「吹奏楽部地域移行」難航の理由、大人が守るべきは「子どもの文化の持続」では? 団体の形を模索し直し、新しい文化展開考えて

全日本吹奏楽連盟、学校と「完全に切る方向は納得しがたい」
2022年に文化庁およびスポーツ庁が発した「部活動地域移行化」(2024年末からは「地域展開」)の大号令が、学校の部活動を根幹から揺るがしている。これは、少子化が進む中で、これまで中高生の文化的活動の中心だった部活動を学校から解放して地域に移し、彼らの活動場所を担保しようという施策だ。

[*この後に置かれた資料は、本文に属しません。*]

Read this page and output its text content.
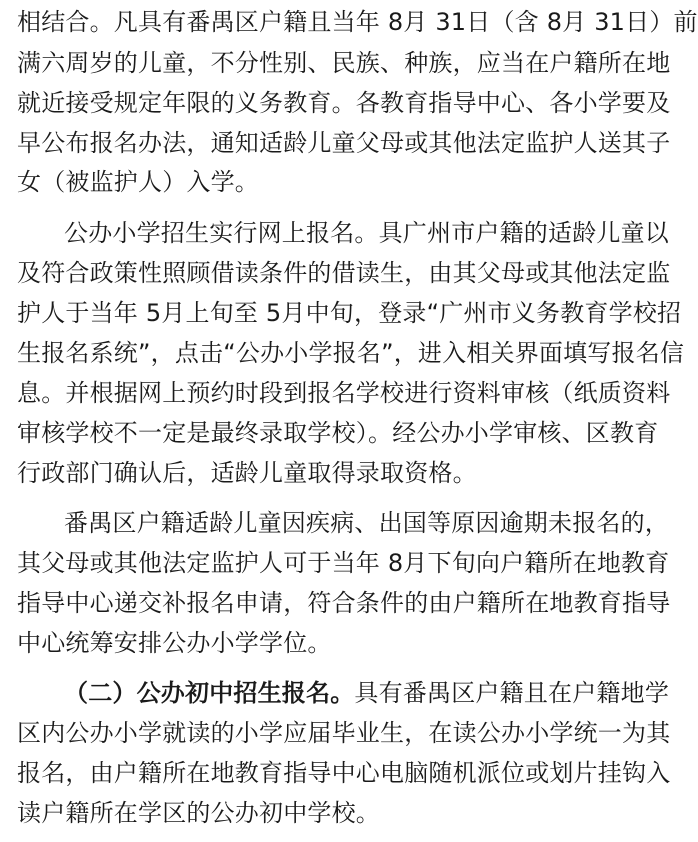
相结合。凡具有番禺区户籍且当年 8月 31日（含 8月 31日）前
满六周岁的儿童，不分性别、民族、种族，应当在户籍所在地
就近接受规定年限的义务教育。各教育指导中心、各小学要及
早公布报名办法，通知适龄儿童父母或其他法定监护人送其子
女（被监护人）入学。
公办小学招生实行网上报名。具广州市户籍的适龄儿童以
及符合政策性照顾借读条件的借读生，由其父母或其他法定监
护人于当年 5月上旬至 5月中旬，登录“广州市义务教育学校招
生报名系统”，点击“公办小学报名”，进入相关界面填写报名信
息。并根据网上预约时段到报名学校进行资料审核（纸质资料
审核学校不一定是最终录取学校）。经公办小学审核、区教育
行政部门确认后，适龄儿童取得录取资格。
番禺区户籍适龄儿童因疾病、出国等原因逾期未报名的，
其父母或其他法定监护人可于当年 8月下旬向户籍所在地教育
指导中心递交补报名申请，符合条件的由户籍所在地教育指导
中心统筹安排公办小学学位。
（二）公办初中招生报名。具有番禺区户籍且在户籍地学
区内公办小学就读的小学应届毕业生，在读公办小学统一为其
报名，由户籍所在地教育指导中心电脑随机派位或划片挂钩入
读户籍所在学区的公办初中学校。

東京藝術大学卒業後、メリーランド大学大学院にて音楽修士号取得。イーストマン音楽院博士課程進学。デンマーク政府奨学生として王立音楽アカデミーに留学。レオナルド・ファルコーニ・ユーフォニアム・コンクール第1位受賞。ヤマハ吹奏楽団常任指揮者を経て現在北海道教育大学准教授。前日本管楽芸術学会副会長
(写真は本人提供)
日本国内の人口は、都市部こそ2040年までは増加が見込まれているが、地方はすでに人口減少の波にのまれ、青息吐息の様相だ。この社会的危機を前に、文科省は将来の社会発展を期して部活動改革に乗り出した。そのこと自体は評価に値するが、同時に私は驚きも感じていた。というのも、これまで文科省は、学習指導要領をはじめ部活動についてほぼ言及してこなかったにもかかわらず、このたび突如、「部活動を改革することが、若者たちの持続可能な文化活動を再構築する肝である」と認めた形になるからだ。

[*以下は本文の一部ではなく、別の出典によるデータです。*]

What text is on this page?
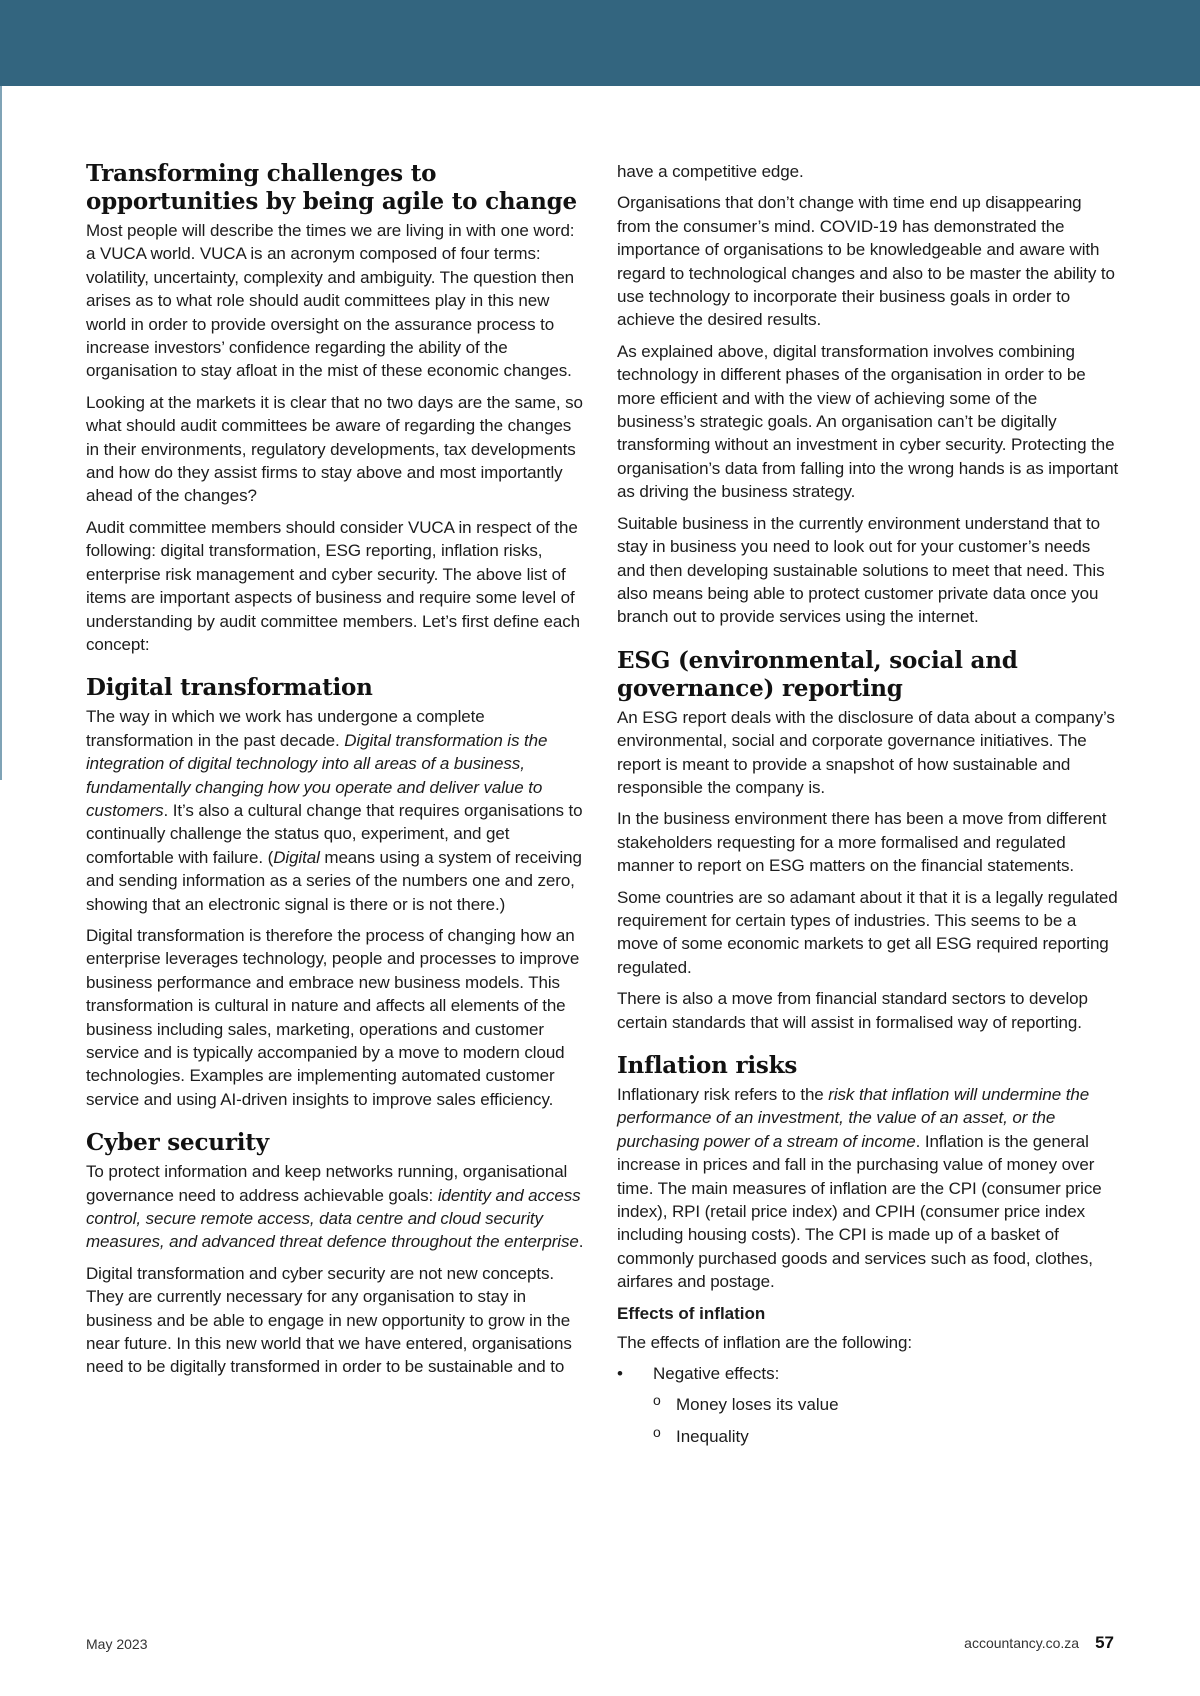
Transforming challenges to opportunities by being agile to change

Most people will describe the times we are living in with one word: a VUCA world. VUCA is an acronym composed of four terms: volatility, uncertainty, complexity and ambiguity. The question then arises as to what role should audit committees play in this new world in order to provide oversight on the assurance process to increase investors’ confidence regarding the ability of the organisation to stay afloat in the mist of these economic changes.

Looking at the markets it is clear that no two days are the same, so what should audit committees be aware of regarding the changes in their environments, regulatory developments, tax developments and how do they assist firms to stay above and most importantly ahead of the changes?

Audit committee members should consider VUCA in respect of the following: digital transformation, ESG reporting, inflation risks, enterprise risk management and cyber security. The above list of items are important aspects of business and require some level of understanding by audit committee members. Let’s first define each concept:

Digital transformation

The way in which we work has undergone a complete transformation in the past decade. Digital transformation is the integration of digital technology into all areas of a business, fundamentally changing how you operate and deliver value to customers. It’s also a cultural change that requires organisations to continually challenge the status quo, experiment, and get comfortable with failure. (Digital means using a system of receiving and sending information as a series of the numbers one and zero, showing that an electronic signal is there or is not there.)

Digital transformation is therefore the process of changing how an enterprise leverages technology, people and processes to improve business performance and embrace new business models. This transformation is cultural in nature and affects all elements of the business including sales, marketing, operations and customer service and is typically accompanied by a move to modern cloud technologies. Examples are implementing automated customer service and using AI-driven insights to improve sales efficiency.

Cyber security

To protect information and keep networks running, organisational governance need to address achievable goals: identity and access control, secure remote access, data centre and cloud security measures, and advanced threat defence throughout the enterprise.

Digital transformation and cyber security are not new concepts. They are currently necessary for any organisation to stay in business and be able to engage in new opportunity to grow in the near future. In this new world that we have entered, organisations need to be digitally transformed in order to be sustainable and to

have a competitive edge.

Organisations that don’t change with time end up disappearing from the consumer’s mind. COVID-19 has demonstrated the importance of organisations to be knowledgeable and aware with regard to technological changes and also to be master the ability to use technology to incorporate their business goals in order to achieve the desired results.

As explained above, digital transformation involves combining technology in different phases of the organisation in order to be more efficient and with the view of achieving some of the business’s strategic goals. An organisation can’t be digitally transforming without an investment in cyber security. Protecting the organisation’s data from falling into the wrong hands is as important as driving the business strategy.

Suitable business in the currently environment understand that to stay in business you need to look out for your customer’s needs and then developing sustainable solutions to meet that need. This also means being able to protect customer private data once you branch out to provide services using the internet.

ESG (environmental, social and governance) reporting

An ESG report deals with the disclosure of data about a company’s environmental, social and corporate governance initiatives. The report is meant to provide a snapshot of how sustainable and responsible the company is.

In the business environment there has been a move from different stakeholders requesting for a more formalised and regulated manner to report on ESG matters on the financial statements.

Some countries are so adamant about it that it is a legally regulated requirement for certain types of industries. This seems to be a move of some economic markets to get all ESG required reporting regulated.

There is also a move from financial standard sectors to develop certain standards that will assist in formalised way of reporting.

Inflation risks

Inflationary risk refers to the risk that inflation will undermine the performance of an investment, the value of an asset, or the purchasing power of a stream of income. Inflation is the general increase in prices and fall in the purchasing value of money over time. The main measures of inflation are the CPI (consumer price index), RPI (retail price index) and CPIH (consumer price index including housing costs). The CPI is made up of a basket of commonly purchased goods and services such as food, clothes, airfares and postage.

Effects of inflation

The effects of inflation are the following:

• Negative effects:
o Money loses its value
o Inequality
May 2023	accountancy.co.za 57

しかし、この部活動地域移行・展開には反発の声も上がっている。全日本吹奏楽連盟は、昨年から開催された「地域文化芸術活動ワーキンググループ」において、「学校から切り離すとなれば、音楽活動は成立しない。完全に切る方向は納得しがたい」と強い懸念を表明した。ここに、来る現実と目下の現場との相克がある。
だが、全日本吹奏楽連盟が上記の姿勢をとるのも無理はない。というのも、わが国の吹奏楽の歴史は学校吹奏楽部の発展そのものだからだ。とくに吹奏楽コンクールにおける中高生の技術は、課題曲で多様かつ高難易度な楽曲を扱うようになった1970年代頃から驚異的な躍進を見せ、これが現代日本の管楽器界の礎を築いたと言っても過言ではない。

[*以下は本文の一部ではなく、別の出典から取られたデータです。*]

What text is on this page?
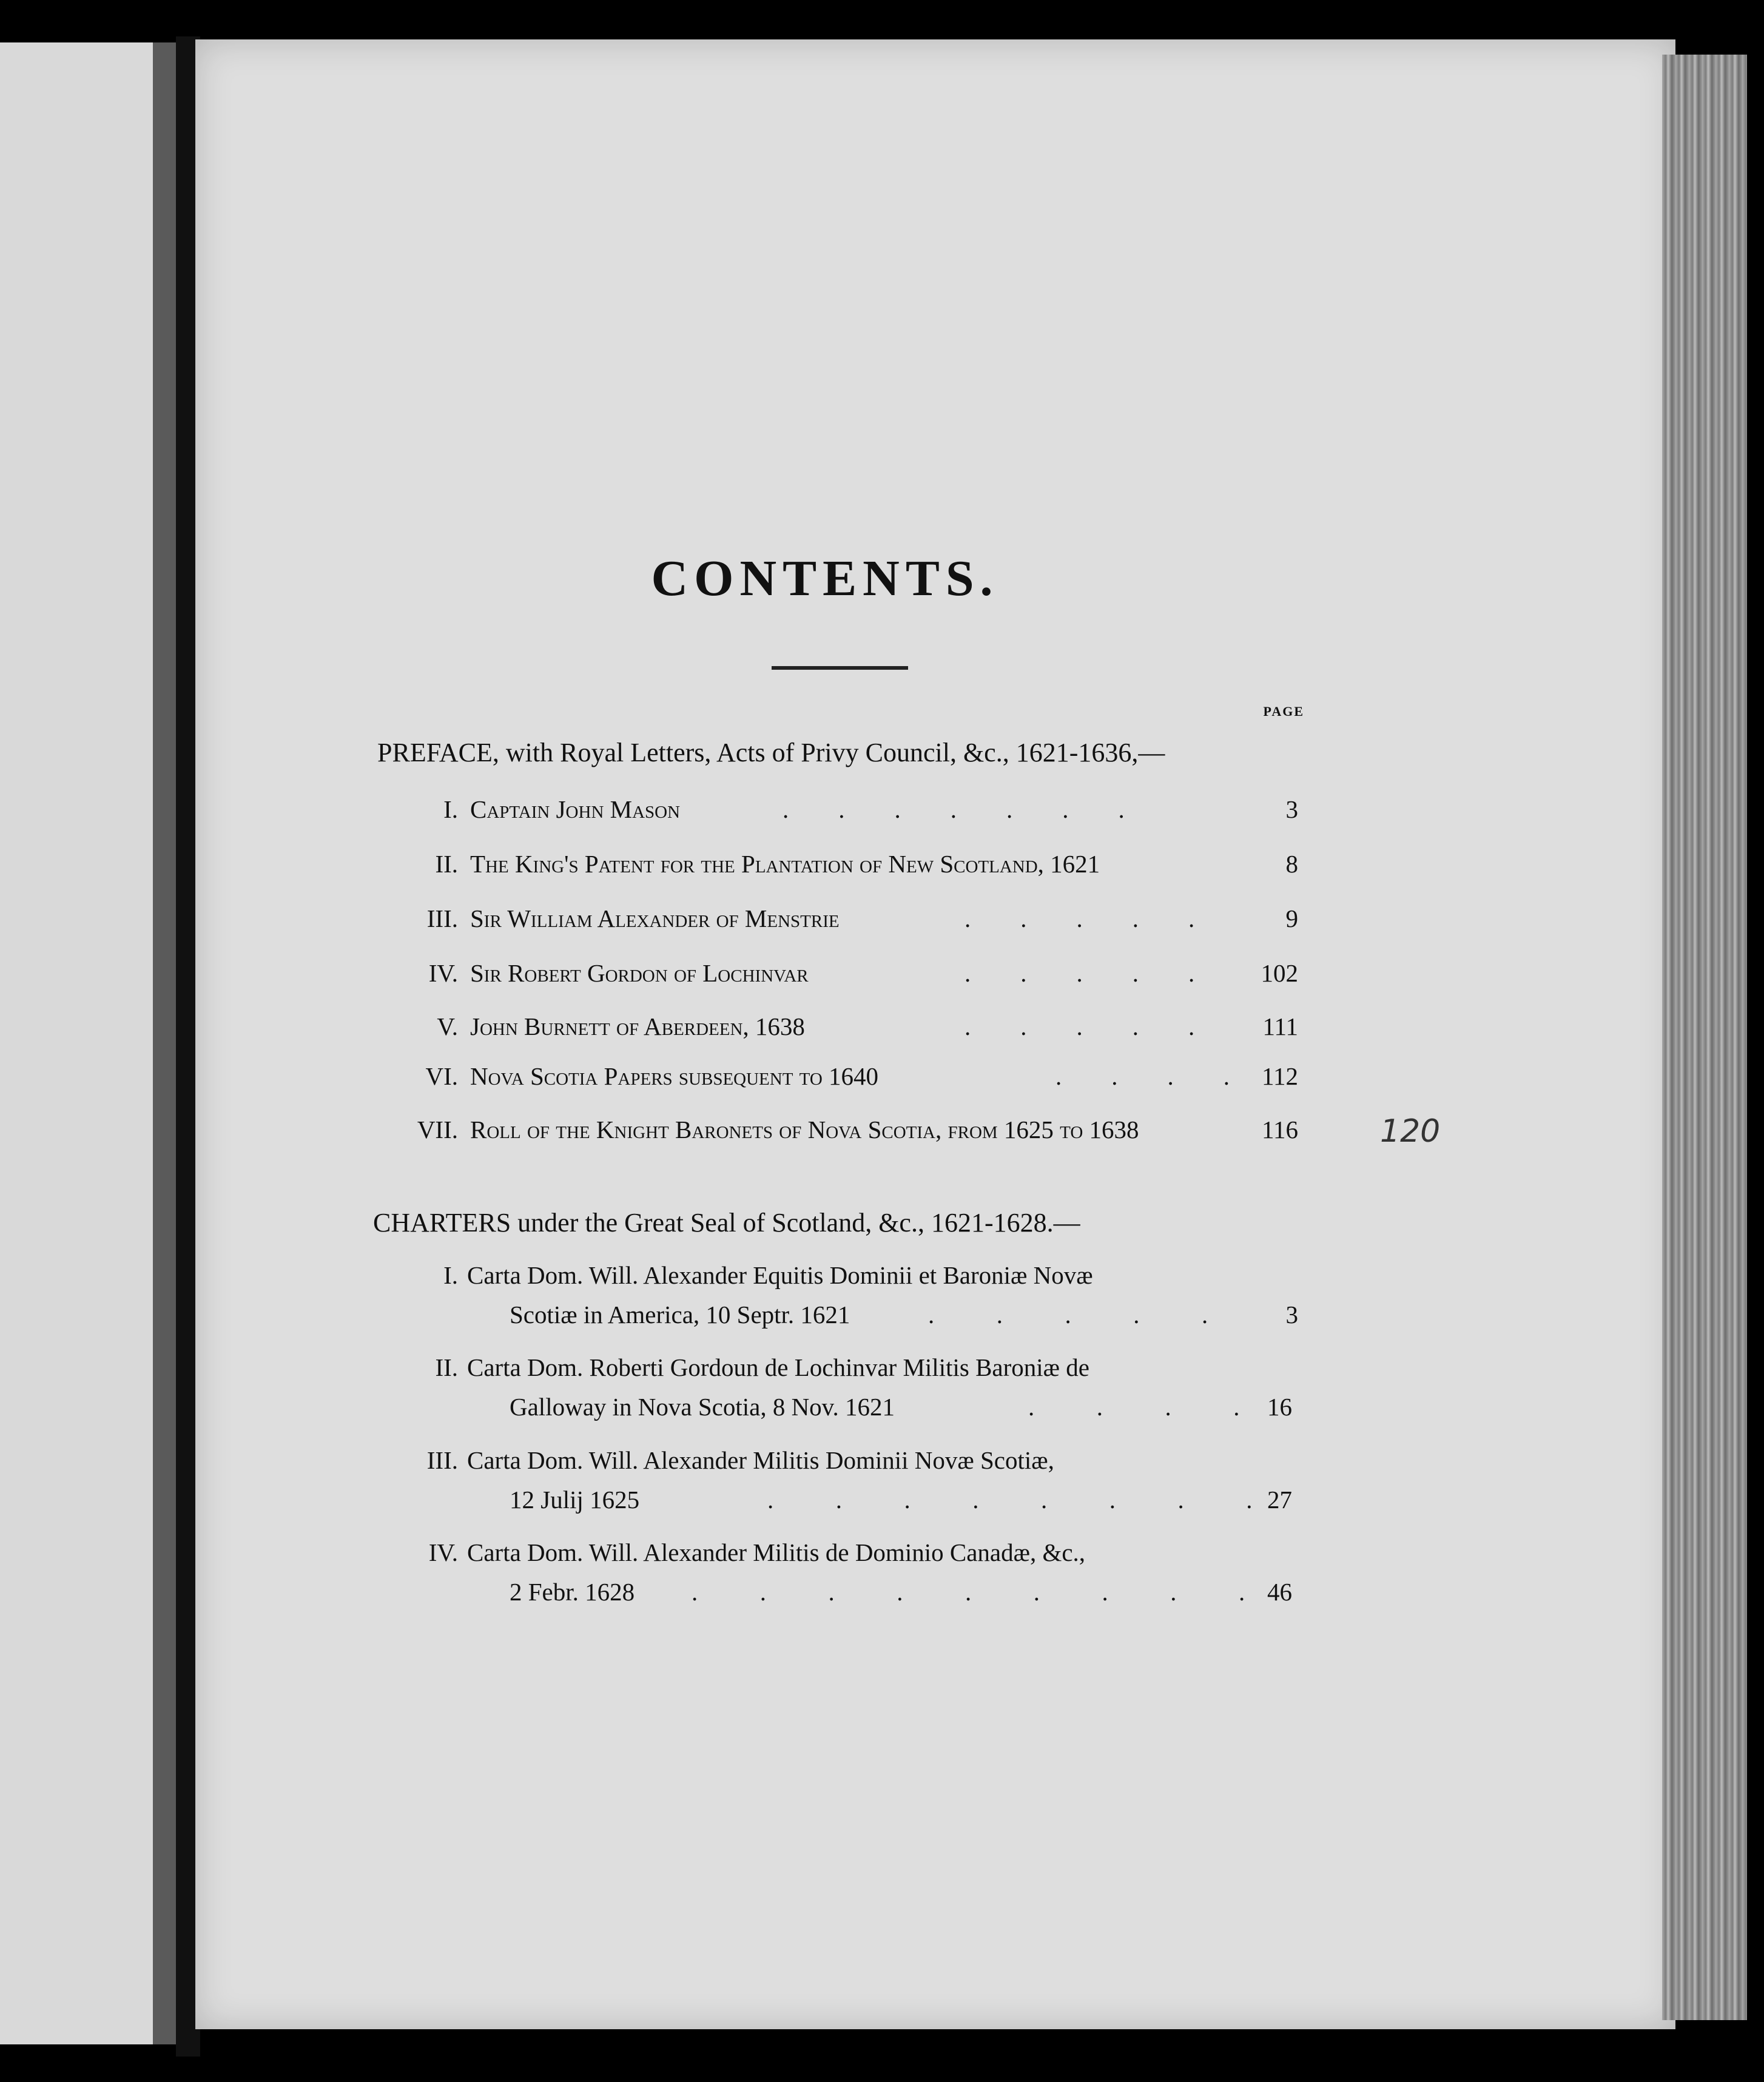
CONTENTS.
PAGE
PREFACE, with Royal Letters, Acts of Privy Council, &c., 1621-1636,—
I. Captain John Mason	.        .        .        .        .        .        .	3
II. The King's Patent for the Plantation of New Scotland, 1621	8
III. Sir William Alexander of Menstrie	.        .        .        .        .	9
IV. Sir Robert Gordon of Lochinvar	.        .        .        .        .	102
V. John Burnett of Aberdeen, 1638	.        .        .        .        .	111
VI. Nova Scotia Papers subsequent to 1640	.        .        .        .	112
VII. Roll of the Knight Baronets of Nova Scotia, from 1625 to 1638	116	120
CHARTERS under the Great Seal of Scotland, &c., 1621-1628.—
I. Carta Dom. Will. Alexander Equitis Dominii et Baroniæ Novæ
Scotiæ in America, 10 Septr. 1621	.          .          .          .          .	3
II. Carta Dom. Roberti Gordoun de Lochinvar Militis Baroniæ de
Galloway in Nova Scotia, 8 Nov. 1621	.          .          .          .	16
III. Carta Dom. Will. Alexander Militis Dominii Novæ Scotiæ,
12 Julij 1625	.          .          .          .          .          .          .          . 27
IV. Carta Dom. Will. Alexander Militis de Dominio Canadæ, &c.,
2 Febr. 1628 .          .          .          .          .          .          .          .          . 46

吹奏楽部員数は、中高生全体の人口とほぼ同じ推移で減少
国内人口がピーク期を迎える2000年ごろは、吹奏楽部でも100人以上の部員を抱えるところが散見された。たしかな資料は存在しないが、全校生徒の1割超が吹奏楽部という学校も珍しくなく、まさに吹奏楽部が栄耀栄華を誇っていた時代だと言える。